A diversidade das gerações e seu impacto no trabalho

A riqueza da convivência de seis gerações

Está na hora de abandonar suposições baseadas em estereótipos que atribuem características engessadas a cada grupo etário. Na coluna de domingo, voltei a abordar a importância da mão de obra sênior para a produtividade das empresas, mas o verdadeiro segredo do sucesso é o mosaico da diversidade. Atualmente, temos o equivalente a seis gerações na nave mãe Terra. Os caçulas pertencem à geração Alpha, nascidos entre 2010 e 2025 – a primeira integralmente do século XXI. Em breve, os mais velhos desse grupo estarão na universidade e no mercado. Há também a Geração Z (nascidos entre 1995 e 2009), a Geração Y (ou Millennials, de 1981 e 1994), a Geração X (1965-1980), os Baby Boomers (1946-1964) e até a Geração Silenciosa (1928-1945), cujos integrantes ainda desempenham papéis de relevância.

Pesquisas indicam que equipes multigeracionais entregam resultados superiores ao unir diferentes conjuntos de habilidades e experiências.

Organizações que buscam a melhor forma de gerir uma força de trabalho multigeracional devem abandonar suposições baseadas em estereótipos que atribuem características engessadas a cada geração. A realidade não é tão simples quanto os rótulos sugerem.

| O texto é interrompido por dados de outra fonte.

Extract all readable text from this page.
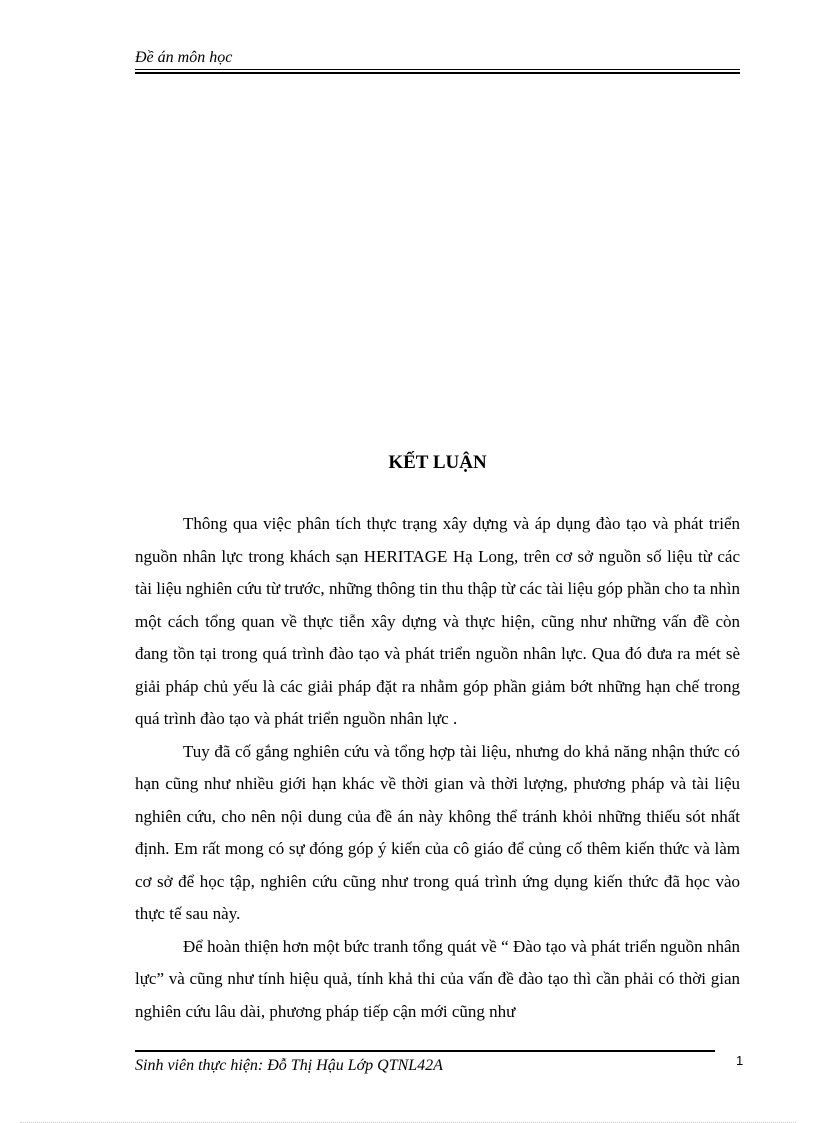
Đề án môn học
KẾT LUẬN

Thông qua việc phân tích thực trạng xây dựng và áp dụng đào tạo và phát triển nguồn nhân lực trong khách sạn HERITAGE Hạ Long, trên cơ sở nguồn số liệu từ các tài liệu nghiên cứu từ trước, những thông tin thu thập từ các tài liệu góp phần cho ta nhìn một cách tổng quan về thực tiễn xây dựng và thực hiện, cũng như những vấn đề còn đang tồn tại trong quá trình đào tạo và phát triển nguồn nhân lực. Qua đó đưa ra mét sè giải pháp chủ yếu là các giải pháp đặt ra nhằm góp phần giảm bớt những hạn chế trong quá trình đào tạo và phát triển nguồn nhân lực .

Tuy đã cố gắng nghiên cứu và tổng hợp tài liệu, nhưng do khả năng nhận thức có hạn cũng như nhiều giới hạn khác về thời gian và thời lượng, phương pháp và tài liệu nghiên cứu, cho nên nội dung của đề án này không thể tránh khỏi những thiếu sót nhất định. Em rất mong có sự đóng góp ý kiến của cô giáo để củng cố thêm kiến thức và làm cơ sở để học tập, nghiên cứu cũng như trong quá trình ứng dụng kiến thức đã học vào thực tế sau này.

Để hoàn thiện hơn một bức tranh tổng quát về “ Đào tạo và phát triển nguồn nhân lực” và cũng như tính hiệu quả, tính khả thi của vấn đề đào tạo thì cần phải có thời gian nghiên cứu lâu dài, phương pháp tiếp cận mới cũng như

Sinh viên thực hiện: Đỗ Thị Hậu Lớp QTNL42A	1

Com o suporte de novas tecnologias e ocupações mais flexíveis, o profissional sênior pode – e quer – permanecer ativo, seja por interesse em manter a renda, estímulo intelectual ou interação social. Apesar de menos numerosa, a Geração Silenciosa segue presente e engajada. Nos EUA, indivíduos acima dos 55 anos representam a fatia de mão de obra que mais cresce: hoje, são cerca de 24% da força de trabalho (em 1994, eram 10%). De acordo com o Pew Research Center, quatro fatores ajudam a explicar o fenômeno:

  • Educação: os idosos de hoje possuem níveis de escolaridade mais altos do que no passado, o que aumenta sua empregabilidade.
  • Saúde: também estão mais saudáveis e com menor incidência de deficiências, possibilitando a extensão da vida funcional.
  • Mudanças nas políticas públicas: o crescimento do número de pessoas que empreendem e o aumento da idade mínima para benefícios integrais têm levado ao adiamento da aposentadoria.
  • Natureza da ocupação: Trabalhadores maduros priorizam autonomia e menor esforço físico. Algumas atividades se tornaram "amigáveis à idade", como consultorias, corretagem e funções turísticas.

Projeções mostram que adultos com 65 anos ou mais representarão 8,6% da mão de obra norte-americana em 2032. São um dos poucos grupos cuja taxa de participação deve crescer na próxima década. Embora o cenário possa sugerir conflitos geracionais, especialistas alertam que isso não retrata a realidade. Na prática, pesquisas indicam que equipes multigeracionais entregam resultados superiores ao unir diferentes conjuntos de habilidades e experiências. Contudo, o modelo exige repensar a remuneração (para que não seja tão atrelada à senioridade) e permitir um compartilhamento genuíno de autoridade entre as gerações.